In "The Abide Guide: Living Like Lebowski," Benjamin and co-author Dwayne Eutsey devote a section in Chapter Three called, "This Aggression Will Not Stand: Dude-Jitsu, the Dudeist Art of Self-Defense," in which they draw comparisons to Jiu Jitsu.

Having begun my Jiu Jitsu studies over 25 years ago, there are many parallels that the authors get right. Parallels that are convincingly simpatico with my deep personal interest in transforming useful aspects of Jiu Jitsu's principles and approaches into easy-to-use applications for everyday life confrontations and adversities.

Some time back, Oliver generously extended me an opportunity to write a book on Dude Jitsu. Given my Jiu Jitsu background and how, in a sense it is a 'rug that ties the room together' with Dudeism, it's a compelling thing to consider.
"Of all ridiculous things the most ridiculous seems to me, to be busy — to be a man who is brisk about his food and his work." - Søren Kierkegaard
When I turn toward the martial arts community to find parallels to what Dudeism is striving to convey with Dude-Jitsu, there's little to see. Aikido and my own upbringing in Great River Jiu Jitsu, along with a few other examples, are exceptions. Martial artists tend to get absorbed in the physical and mental discipline of their arts, deeply underestimating the importance and rewards of co-developing the integration of their practices into everyday life.
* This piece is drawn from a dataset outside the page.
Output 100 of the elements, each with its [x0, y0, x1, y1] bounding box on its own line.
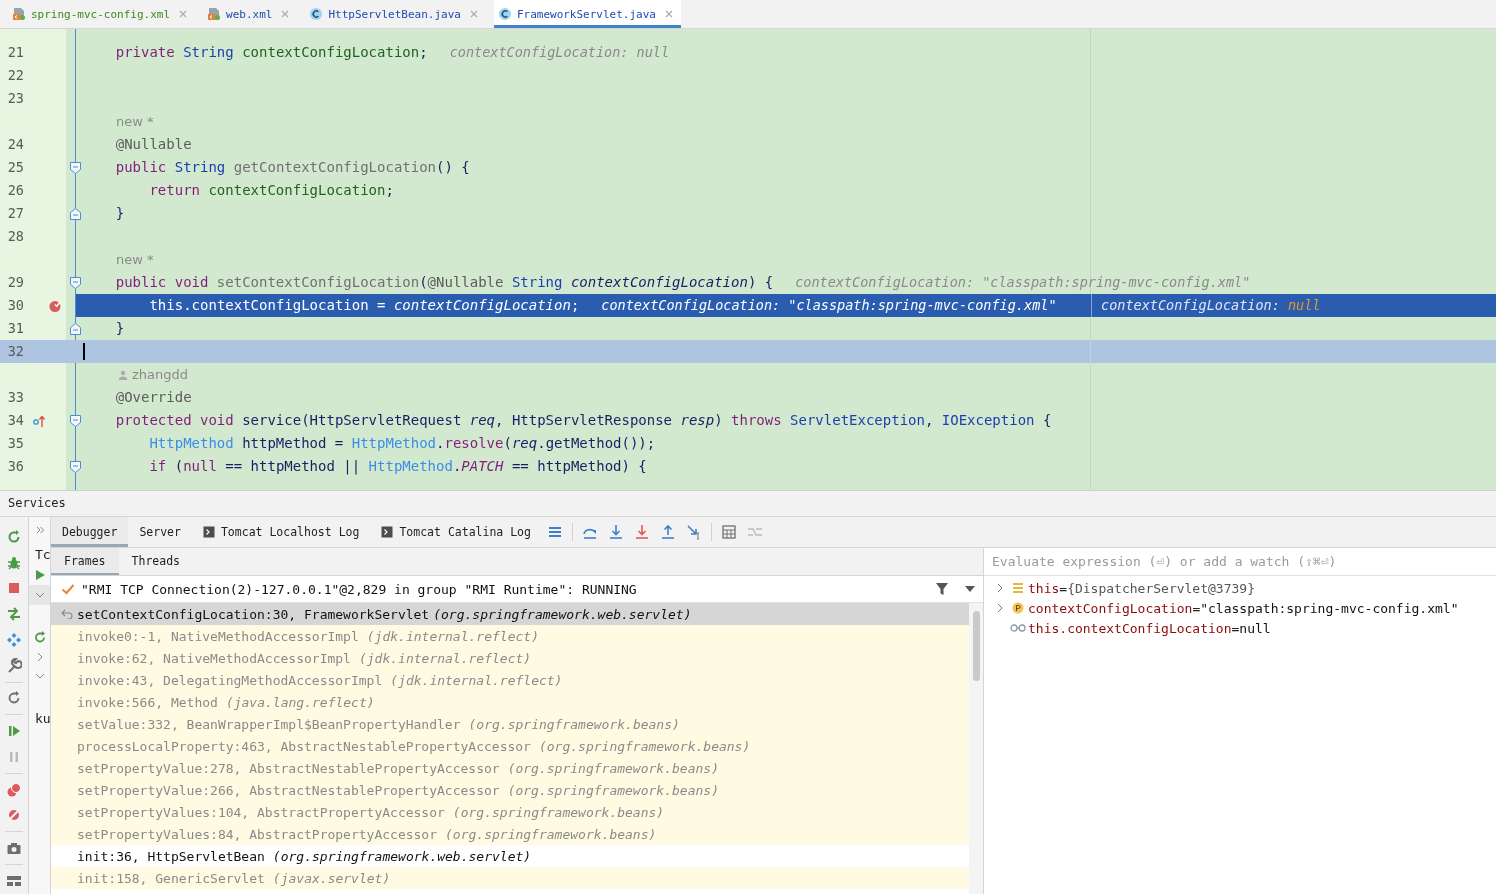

Turning toward religion, it's safe to say that religions tend to begin and stay serious. Neophytes and old-timers alike tend to become, if not zealots, well, at least convinced that their way is the right way. A counter to this is one of Dudeism's unique quantities: that it's own brand of zealots don't tend to take themselves so seriously. But even that can become a tricky path into zealousness. Because zealotry, in any form, is problematic. Primarily because it's often argumentative at the expense of an open mind. This is humorously true of many atheists, too.
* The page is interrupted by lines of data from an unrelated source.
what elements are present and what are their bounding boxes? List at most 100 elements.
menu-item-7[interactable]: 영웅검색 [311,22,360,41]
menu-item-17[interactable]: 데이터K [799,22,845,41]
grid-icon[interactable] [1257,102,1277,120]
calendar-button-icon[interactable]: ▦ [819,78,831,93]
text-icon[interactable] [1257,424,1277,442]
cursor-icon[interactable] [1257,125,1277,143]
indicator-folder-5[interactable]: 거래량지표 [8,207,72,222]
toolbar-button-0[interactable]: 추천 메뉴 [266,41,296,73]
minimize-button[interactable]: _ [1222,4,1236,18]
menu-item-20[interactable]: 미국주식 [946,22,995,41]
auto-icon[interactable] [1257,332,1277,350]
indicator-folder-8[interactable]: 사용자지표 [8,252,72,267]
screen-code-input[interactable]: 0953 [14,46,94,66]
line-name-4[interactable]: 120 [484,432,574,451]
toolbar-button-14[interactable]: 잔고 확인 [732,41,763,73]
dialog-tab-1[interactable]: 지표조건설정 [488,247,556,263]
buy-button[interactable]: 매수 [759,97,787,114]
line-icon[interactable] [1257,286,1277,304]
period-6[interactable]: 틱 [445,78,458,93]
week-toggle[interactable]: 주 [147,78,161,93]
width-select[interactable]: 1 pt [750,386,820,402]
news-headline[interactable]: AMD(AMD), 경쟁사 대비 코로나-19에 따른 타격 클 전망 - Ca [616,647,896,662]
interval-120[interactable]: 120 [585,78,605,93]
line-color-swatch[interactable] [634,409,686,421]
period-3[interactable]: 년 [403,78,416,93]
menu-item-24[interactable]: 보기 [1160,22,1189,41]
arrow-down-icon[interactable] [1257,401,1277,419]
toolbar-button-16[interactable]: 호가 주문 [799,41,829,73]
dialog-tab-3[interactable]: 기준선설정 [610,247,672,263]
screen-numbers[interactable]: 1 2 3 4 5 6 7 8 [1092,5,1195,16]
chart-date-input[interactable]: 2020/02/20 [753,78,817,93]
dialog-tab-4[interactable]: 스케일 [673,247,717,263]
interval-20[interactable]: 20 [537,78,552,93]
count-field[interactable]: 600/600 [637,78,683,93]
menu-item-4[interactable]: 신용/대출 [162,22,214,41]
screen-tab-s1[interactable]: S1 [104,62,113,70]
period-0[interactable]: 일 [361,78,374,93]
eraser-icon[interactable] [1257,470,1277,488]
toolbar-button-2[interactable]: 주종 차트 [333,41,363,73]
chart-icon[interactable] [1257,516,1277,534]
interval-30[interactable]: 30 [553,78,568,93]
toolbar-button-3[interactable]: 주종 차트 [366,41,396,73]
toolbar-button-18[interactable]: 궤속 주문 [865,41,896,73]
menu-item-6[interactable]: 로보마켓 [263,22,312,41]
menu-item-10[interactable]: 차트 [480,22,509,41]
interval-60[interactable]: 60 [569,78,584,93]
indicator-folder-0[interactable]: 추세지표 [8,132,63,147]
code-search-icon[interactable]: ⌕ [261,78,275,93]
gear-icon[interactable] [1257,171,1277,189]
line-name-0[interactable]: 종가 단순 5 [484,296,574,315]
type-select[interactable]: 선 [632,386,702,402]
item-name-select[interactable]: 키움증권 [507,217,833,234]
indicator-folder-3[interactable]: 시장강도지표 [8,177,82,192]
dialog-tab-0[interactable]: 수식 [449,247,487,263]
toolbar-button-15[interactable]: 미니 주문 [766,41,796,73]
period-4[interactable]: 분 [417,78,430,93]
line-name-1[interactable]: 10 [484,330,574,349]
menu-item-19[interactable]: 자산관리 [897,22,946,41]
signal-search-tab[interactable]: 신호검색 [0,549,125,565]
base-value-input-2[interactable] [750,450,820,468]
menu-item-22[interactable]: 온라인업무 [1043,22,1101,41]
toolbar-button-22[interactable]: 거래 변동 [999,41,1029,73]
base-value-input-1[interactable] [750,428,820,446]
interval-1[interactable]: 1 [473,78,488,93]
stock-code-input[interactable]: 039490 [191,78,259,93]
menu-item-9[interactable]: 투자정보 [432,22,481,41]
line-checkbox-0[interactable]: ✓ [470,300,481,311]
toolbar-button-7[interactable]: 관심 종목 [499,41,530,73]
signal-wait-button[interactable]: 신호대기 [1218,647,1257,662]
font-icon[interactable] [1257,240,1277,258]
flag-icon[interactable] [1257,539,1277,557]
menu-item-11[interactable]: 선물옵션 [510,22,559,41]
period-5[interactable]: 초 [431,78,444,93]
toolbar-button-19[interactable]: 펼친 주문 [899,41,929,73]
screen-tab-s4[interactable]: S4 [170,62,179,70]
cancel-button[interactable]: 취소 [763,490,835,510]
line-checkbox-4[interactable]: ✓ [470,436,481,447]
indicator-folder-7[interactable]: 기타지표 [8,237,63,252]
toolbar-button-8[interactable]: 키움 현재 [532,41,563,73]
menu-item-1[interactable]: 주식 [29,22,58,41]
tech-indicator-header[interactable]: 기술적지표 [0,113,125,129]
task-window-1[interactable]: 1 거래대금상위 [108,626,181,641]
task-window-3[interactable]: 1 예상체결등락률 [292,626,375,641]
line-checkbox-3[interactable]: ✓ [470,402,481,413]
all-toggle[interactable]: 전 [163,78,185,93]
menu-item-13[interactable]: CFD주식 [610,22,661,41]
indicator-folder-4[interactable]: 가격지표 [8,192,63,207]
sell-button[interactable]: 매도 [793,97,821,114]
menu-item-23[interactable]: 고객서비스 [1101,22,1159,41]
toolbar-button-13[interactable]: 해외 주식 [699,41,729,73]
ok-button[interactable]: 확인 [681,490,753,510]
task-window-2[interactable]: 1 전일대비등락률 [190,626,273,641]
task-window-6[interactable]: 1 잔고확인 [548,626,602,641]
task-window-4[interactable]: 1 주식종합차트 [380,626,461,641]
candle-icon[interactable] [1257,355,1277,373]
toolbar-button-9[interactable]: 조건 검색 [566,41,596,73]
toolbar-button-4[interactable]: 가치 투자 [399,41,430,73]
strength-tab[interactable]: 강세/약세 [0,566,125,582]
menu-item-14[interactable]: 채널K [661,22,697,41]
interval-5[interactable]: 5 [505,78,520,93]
And therein lies the rub. Can zealots of Dudeism or devotees of a movie actually lead a revival of Taoist principles and approaches to living? Or are they simply too laid back, drunk,  coarse or opinionated to be bothered?

In 2013, I modified Jiu Jitsu's 12 Essential Points of Self Defense into Dude-Jitsu's Essential Points of Self Defense. I posted them on a Dudeist forum, and was gratified to see some of the responses. I've since posted the five essential points on Medium here

If Jiu Jitsu can make a contribution to Dudeism, I sense it may come through the principle of relaxing, along with learning how to better tune in to our surroundings. Tuning in, or becoming better aware of our surroundings, helps us to become more considerate... of ourselves, of others, of our environment and of our circumstances. These forms of consideration are aspirational within the martial arts, even if they are not widely acknowledged or overtly taught.

I'm the wrong guy to get all cheeky with Dudeist terminology or home-grown colloquialisms or 'The Big Lebowski' movie quotations. On the other hand, and this is my personal question, can something as ridiculously named as 'Dude-Jitsu' help clear away some of the muddy waters of time, and help us self-discover some improved and easier ways to be more successful at living?

I've devoted decades of study in matters of Jiu Jitsu and consciousness. And for all the good it's done for me, it sure took an awful long time to get me down the road to where I am today. Can't we do better?
_____________________

The Dudeist belief system is essentially a modernized form of Taoism stripped of all of its metaphysical and medical doctrines. Dudeism advocates and encourages the practice of "going with the flow", "being cool headed", and "taking it easy" in the face of life's difficulties, believing that this is the only way to live in harmony with our inner nature and the challenges of interacting with other people. It also aims to assuage feelings of inadequacy that arise in societies which place a heavy emphasis on achievement and personal fortune. Consequently, simple everyday pleasures like bathing, bowling, and hanging out with friends are seen as far preferable to the accumulation of wealth and the spending of money as a means to achieve happiness and spiritual fulfillment.